Kadłub wykonano częściowo ze stali o podwyższonej wytrzymałości, która miała właściwości zgodne z wymaganiami norweskiego towarzystwa klasyfikacyjnego Det Norske Veritas.
Statek ten został zaprojektowany w sposób, który umożliwiał optymalne wykorzystanie zdolności przewozowej, a wymiary i rozwiązania ładowni, pokładów, zamocowań oraz urządzeń transportowych były zgodne z modułami kontenerowymi ISO (Międzynarodowa Organizacja Normalizacyjna).
Høegh Banniere miał mechanizmy powodujące, że w czasie przeładunku zawsze znajdował się na równej stępce. Jeśli załadunek lub wyładunek odbywał się nierównomiernie, co groziło przechyłami kadłuba, a tym samym uszkodzeniem naczep z towarami, automatycznie włączało się wtedy urządzenie balastowe, które pompowało wodę do pustych zbiorników i utrzymywało statek na równym poziomie. Przestrzeń ładunkowa była zaopatrzona w instalację wentylacyjną, która usuwała gazy spalinowe z wnętrza, i w instalację przeznaczoną do mycia ładowni.

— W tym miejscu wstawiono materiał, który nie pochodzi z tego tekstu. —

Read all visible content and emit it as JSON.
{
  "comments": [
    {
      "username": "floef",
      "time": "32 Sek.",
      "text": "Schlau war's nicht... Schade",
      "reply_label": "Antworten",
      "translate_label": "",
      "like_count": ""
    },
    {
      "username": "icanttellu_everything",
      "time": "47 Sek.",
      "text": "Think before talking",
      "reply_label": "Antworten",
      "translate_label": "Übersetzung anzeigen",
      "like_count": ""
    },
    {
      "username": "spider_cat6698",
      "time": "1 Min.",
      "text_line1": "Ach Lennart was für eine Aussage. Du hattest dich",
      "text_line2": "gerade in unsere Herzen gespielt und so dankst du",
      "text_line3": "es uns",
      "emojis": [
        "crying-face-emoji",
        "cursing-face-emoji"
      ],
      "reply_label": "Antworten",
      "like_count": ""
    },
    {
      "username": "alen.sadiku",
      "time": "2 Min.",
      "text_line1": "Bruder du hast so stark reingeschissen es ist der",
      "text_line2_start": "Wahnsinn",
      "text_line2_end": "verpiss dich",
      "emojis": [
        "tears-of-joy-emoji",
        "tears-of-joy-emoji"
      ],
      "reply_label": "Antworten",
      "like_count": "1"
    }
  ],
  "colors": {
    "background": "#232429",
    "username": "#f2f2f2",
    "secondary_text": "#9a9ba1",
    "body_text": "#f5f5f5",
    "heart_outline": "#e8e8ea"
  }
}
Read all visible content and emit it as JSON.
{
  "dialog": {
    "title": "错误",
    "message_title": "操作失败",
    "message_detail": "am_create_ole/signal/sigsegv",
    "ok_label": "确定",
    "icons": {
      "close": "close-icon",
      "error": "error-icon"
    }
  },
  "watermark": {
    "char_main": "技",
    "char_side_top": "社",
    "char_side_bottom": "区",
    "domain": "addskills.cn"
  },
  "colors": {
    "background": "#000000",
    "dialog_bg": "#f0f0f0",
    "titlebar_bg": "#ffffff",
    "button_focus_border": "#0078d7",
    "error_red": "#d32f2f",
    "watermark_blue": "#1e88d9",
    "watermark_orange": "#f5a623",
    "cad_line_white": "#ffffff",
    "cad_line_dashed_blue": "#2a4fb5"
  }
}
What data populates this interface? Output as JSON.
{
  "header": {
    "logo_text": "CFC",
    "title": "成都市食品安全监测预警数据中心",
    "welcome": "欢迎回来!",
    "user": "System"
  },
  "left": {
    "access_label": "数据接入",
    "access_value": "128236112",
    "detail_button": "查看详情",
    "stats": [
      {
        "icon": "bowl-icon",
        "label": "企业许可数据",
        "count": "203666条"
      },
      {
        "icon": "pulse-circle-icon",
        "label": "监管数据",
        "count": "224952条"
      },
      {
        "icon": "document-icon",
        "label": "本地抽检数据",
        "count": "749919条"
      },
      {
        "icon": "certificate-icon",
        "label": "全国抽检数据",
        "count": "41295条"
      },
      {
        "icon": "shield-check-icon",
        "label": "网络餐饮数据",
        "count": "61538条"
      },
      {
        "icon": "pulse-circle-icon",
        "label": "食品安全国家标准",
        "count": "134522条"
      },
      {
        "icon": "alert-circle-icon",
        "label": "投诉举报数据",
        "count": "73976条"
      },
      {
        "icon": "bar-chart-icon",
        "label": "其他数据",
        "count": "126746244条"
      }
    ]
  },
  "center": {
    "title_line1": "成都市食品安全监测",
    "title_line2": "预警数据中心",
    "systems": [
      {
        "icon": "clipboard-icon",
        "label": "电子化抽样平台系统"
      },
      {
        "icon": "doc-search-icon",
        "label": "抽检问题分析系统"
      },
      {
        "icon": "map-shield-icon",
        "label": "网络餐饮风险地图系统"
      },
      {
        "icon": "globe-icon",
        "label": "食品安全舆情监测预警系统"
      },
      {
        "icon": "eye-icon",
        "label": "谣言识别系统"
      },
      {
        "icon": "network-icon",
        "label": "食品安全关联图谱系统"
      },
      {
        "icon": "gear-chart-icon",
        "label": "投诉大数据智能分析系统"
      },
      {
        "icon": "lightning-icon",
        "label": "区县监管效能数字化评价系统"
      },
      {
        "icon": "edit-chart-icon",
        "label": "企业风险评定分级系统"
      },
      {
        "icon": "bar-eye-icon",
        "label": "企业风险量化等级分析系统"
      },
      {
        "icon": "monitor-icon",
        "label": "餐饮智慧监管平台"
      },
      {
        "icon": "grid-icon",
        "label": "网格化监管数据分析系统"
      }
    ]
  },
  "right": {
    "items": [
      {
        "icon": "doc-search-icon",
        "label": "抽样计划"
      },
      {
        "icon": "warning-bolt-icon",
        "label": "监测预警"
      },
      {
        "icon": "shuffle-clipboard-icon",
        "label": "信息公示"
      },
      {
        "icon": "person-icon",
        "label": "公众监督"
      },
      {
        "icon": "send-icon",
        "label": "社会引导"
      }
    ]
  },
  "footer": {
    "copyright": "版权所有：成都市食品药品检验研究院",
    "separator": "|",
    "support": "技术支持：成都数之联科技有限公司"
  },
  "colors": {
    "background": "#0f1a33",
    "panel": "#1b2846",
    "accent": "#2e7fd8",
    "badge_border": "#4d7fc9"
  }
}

Statki tego typu były bardzo skomplikowane pod względem technicznym, a więc wymagały wielkiej dokładności w trakcie budowy i wyposażania, co czyniło je niezwykle pracochłonnymi. Ich odmienna konstrukcja zmuszała do zastosowania nowych metod montażu kadłuba. Już stępka jednostki w czasie stawiania jej na kilblokach musiała być częściowo zaopatrzona w instalacje rurarskie, a to dlatego, że kadłub miał dużo pomieszczeń zamkniętych, które byłoby bardzo trudno wyposażać starym sposobem. Wiele tych prac musiano więc wykonywać w halach prefabrykacji kadłubów, w trakcie ich montażu. Nietypowa była siłownia usytuowano na rufie, gdyż nie posiadała szybu, a jego odpowiednik biegł przy burcie. W związku z powyższym w siłowni musiał być bardzo rozbudowany system wentylacji.
Montaż tego prototypowego statku przeprowadzali w drugim suchym doku stoczni najlepsi fachowcy z Wydziału K-4. Najtrudniejszą przy tym operacją było przeniesienie rampy rufowej i umocowanie jej do kadłuba pod kątem 36 stopni od płaszczyzny symetrii wzdłużnej jednostki. Rampa ta ważyła 346 t, miała długość ponad 52 m, a w najszerszym miejscu 27,40 m.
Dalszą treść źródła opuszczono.